Si le Labour sort vainqueur, c’est surtout grâce aux spécificités du mode du scrutin des élections législatives au Royaume-Uni : il n’y a pas de second tour et le gagnant remporte le siège même avec un écart de voix minuscule. Ce procédé favorise les deux partis du régime qui alternent au pouvoir depuis le début du XXe siècle, freinant l’émergence de nouvelles formations politiques. Ainsi, en 2024, le Labour a perdu des centaines de milliers de votes par rapport à 2019 et des millions par rapport à 2017, mais s’en trouve récompensé par une super majorité de 411 sièges sur 650 à la Chambre des communes. Cela en dépit du fait qu’une partie de sa base s’est tournée vers les Verts et les candidatures indépendantes pro-Palestine, dont celle de Jeremy Corbyn. La base électorale des Tories, surtout dans les classes moyennes et dans les classes populaires, a quant à elle subi une importante érosion, au profit du parti d’extrême-droite Reform UK de Nigel Farage et vers les Libéraux-Démocrates (qui effectuent une percée, avec 71 sièges), mais le parti conservateur se maintient avec 121 sièges. Si Reform UK a remporté 14 % des suffrages, non loin des 21 % des Tories, il n’obtient de son côté que 4 sièges.

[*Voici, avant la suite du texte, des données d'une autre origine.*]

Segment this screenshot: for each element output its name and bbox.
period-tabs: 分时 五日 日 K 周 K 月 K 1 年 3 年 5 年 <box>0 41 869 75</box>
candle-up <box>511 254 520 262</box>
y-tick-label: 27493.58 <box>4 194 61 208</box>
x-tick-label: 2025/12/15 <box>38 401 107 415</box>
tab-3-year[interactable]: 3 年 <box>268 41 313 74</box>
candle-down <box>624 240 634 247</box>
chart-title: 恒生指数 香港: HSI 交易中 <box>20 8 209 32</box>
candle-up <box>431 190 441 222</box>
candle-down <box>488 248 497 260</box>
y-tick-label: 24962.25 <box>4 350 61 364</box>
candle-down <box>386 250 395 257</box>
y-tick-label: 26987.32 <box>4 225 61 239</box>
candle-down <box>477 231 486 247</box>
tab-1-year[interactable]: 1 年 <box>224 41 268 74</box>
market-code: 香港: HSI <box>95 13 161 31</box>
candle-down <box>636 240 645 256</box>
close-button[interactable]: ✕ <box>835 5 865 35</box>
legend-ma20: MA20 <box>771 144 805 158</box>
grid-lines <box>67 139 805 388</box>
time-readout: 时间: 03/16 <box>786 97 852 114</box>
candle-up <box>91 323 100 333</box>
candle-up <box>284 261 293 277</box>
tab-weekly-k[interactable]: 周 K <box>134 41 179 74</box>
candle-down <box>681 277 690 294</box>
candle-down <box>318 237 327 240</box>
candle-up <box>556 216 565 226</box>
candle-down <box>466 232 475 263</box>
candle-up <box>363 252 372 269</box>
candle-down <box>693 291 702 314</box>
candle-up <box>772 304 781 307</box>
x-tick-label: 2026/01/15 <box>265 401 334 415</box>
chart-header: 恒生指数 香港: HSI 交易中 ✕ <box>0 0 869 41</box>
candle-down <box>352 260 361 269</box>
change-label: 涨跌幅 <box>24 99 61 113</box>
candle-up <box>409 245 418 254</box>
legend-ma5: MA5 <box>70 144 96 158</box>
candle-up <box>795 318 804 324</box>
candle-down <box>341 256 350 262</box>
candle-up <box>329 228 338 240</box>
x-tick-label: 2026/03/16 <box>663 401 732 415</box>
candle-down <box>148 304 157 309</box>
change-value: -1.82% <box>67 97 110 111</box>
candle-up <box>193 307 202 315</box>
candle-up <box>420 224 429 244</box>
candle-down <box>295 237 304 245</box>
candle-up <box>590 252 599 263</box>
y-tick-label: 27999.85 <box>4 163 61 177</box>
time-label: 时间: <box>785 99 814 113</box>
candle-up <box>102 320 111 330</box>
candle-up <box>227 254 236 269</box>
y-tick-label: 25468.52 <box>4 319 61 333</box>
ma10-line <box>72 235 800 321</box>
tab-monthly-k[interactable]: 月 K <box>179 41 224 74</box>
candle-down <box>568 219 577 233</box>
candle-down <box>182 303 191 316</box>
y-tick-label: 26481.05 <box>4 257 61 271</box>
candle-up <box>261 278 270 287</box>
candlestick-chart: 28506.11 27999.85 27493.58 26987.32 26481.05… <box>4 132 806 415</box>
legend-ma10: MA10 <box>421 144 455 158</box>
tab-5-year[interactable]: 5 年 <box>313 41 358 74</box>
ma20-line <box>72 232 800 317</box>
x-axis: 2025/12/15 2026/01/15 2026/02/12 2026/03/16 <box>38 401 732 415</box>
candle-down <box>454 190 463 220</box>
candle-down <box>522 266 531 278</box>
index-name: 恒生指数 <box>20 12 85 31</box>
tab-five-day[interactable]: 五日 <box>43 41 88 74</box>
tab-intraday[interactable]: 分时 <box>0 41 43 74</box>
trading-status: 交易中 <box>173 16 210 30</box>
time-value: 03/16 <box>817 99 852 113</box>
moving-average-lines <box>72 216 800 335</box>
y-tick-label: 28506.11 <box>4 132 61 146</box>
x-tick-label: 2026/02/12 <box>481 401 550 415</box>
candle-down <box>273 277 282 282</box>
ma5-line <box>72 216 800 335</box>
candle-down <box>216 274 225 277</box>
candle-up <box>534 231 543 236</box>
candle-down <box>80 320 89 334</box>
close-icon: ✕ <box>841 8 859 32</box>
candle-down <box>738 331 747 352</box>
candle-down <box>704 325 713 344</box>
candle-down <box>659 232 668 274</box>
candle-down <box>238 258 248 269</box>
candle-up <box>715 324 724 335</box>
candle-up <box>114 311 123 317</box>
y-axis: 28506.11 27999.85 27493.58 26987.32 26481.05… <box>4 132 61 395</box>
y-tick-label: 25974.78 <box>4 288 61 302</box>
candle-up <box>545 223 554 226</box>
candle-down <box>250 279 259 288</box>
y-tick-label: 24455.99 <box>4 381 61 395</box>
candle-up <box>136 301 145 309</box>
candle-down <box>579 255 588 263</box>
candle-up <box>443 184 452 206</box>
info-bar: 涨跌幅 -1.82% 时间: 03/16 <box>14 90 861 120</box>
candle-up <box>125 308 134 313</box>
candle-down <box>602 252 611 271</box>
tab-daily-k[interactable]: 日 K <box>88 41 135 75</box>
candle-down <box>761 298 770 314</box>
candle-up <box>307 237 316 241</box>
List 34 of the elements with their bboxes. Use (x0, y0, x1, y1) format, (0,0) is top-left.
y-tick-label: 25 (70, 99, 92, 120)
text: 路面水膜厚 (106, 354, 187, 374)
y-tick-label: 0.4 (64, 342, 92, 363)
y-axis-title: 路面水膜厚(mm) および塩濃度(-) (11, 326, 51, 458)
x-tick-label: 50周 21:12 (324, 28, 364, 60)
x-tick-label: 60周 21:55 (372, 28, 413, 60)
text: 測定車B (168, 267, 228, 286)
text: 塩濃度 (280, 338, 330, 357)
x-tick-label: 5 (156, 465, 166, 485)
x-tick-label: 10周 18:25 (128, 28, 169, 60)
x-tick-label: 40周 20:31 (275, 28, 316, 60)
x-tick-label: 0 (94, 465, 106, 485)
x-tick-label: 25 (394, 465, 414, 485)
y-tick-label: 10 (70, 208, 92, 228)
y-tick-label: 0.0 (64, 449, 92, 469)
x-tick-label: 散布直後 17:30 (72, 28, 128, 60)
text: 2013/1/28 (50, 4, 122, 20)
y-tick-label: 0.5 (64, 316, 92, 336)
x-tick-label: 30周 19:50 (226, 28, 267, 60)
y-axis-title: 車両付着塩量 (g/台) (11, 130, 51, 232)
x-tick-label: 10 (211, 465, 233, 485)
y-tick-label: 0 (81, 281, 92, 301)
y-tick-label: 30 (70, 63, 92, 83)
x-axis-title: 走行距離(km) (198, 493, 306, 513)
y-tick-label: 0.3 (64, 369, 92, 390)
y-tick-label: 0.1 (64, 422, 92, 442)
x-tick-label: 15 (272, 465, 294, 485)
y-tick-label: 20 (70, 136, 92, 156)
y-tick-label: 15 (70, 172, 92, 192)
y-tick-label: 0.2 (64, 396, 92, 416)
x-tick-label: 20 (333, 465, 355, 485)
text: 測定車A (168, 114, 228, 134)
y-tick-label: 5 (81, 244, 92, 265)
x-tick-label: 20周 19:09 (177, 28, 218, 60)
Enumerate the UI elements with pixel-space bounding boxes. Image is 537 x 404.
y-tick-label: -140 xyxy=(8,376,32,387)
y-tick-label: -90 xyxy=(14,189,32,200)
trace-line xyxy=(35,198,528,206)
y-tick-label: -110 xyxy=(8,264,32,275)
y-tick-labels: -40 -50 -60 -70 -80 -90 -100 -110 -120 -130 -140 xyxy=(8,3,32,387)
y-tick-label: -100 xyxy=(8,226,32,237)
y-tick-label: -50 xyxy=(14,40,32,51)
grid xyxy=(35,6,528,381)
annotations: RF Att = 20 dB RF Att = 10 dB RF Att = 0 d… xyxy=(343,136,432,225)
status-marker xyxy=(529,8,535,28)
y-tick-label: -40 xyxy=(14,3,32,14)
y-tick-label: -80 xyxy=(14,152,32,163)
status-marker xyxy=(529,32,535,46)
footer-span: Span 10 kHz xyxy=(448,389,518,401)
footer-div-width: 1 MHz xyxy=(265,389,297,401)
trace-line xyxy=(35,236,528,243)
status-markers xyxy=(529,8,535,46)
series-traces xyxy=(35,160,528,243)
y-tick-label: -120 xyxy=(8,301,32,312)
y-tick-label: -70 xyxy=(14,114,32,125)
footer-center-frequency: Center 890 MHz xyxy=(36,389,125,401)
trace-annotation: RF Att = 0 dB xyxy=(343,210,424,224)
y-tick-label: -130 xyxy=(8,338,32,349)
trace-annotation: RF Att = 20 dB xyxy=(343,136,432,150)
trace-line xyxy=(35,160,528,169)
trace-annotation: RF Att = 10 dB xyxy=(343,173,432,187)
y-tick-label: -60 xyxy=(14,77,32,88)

Vers quoi se dirige le Royaume-Uni ? Si l’on en croit Keir Starmer, les résultats de ces élections promettent « une lueur d’espoir » et des changements d’envergure. En réalité, le Labour va hériter de la même spirale de déclin économique et de désagrégation de son influence dans laquelle le pays s’est engouffré suite à la crise financière de 2008 et au Brexit. La saturation et l’effondrement des services publics vont se poursuivre, les queues devant les banques alimentaires vont continuer de s’allonger, le chômage va continuer à renforcer le sentiment de l’humiliation dans bien des ménages. Avant même d’exercer le pouvoir, le Parti travailliste est déjà revenu sur une grande partie de ses anciennes promesses, comme celle de l’investissement de 28 millions de livres sterling dans la transition écologique ou encore l’abrogation des frais d’inscription à l’université. Le changement promis par le Labour va s’inscrire dans la continuité des politiques austéritaires et néolibérales et approfondir les tendances à la crise politique au Royaume-Uni, continuant de paver la voie à l’extrême-droite.
Au-delà de ces dynamiques par le haut, il y a aussi les millions de personnes au Royaume-Uni qui ont pris part aux grèves dans la santé et dans l’éducation ces dernières années, qui ont manifesté en solidarité avec le peuple palestinien que l’impérialisme britannique aide à exterminer, tout ça pour se voir attaquées conjointement par les Tories et par le Labour. Dans un avenir proche, ces travailleurs et ces jeunes, dont la voix n’est représentée par aucun parti du régime, auront eux aussi leur mot à dire sur l’avenir de leur pays. Et pour l’exprimer, un bulletin dans l’urne ne sera pas suffisant.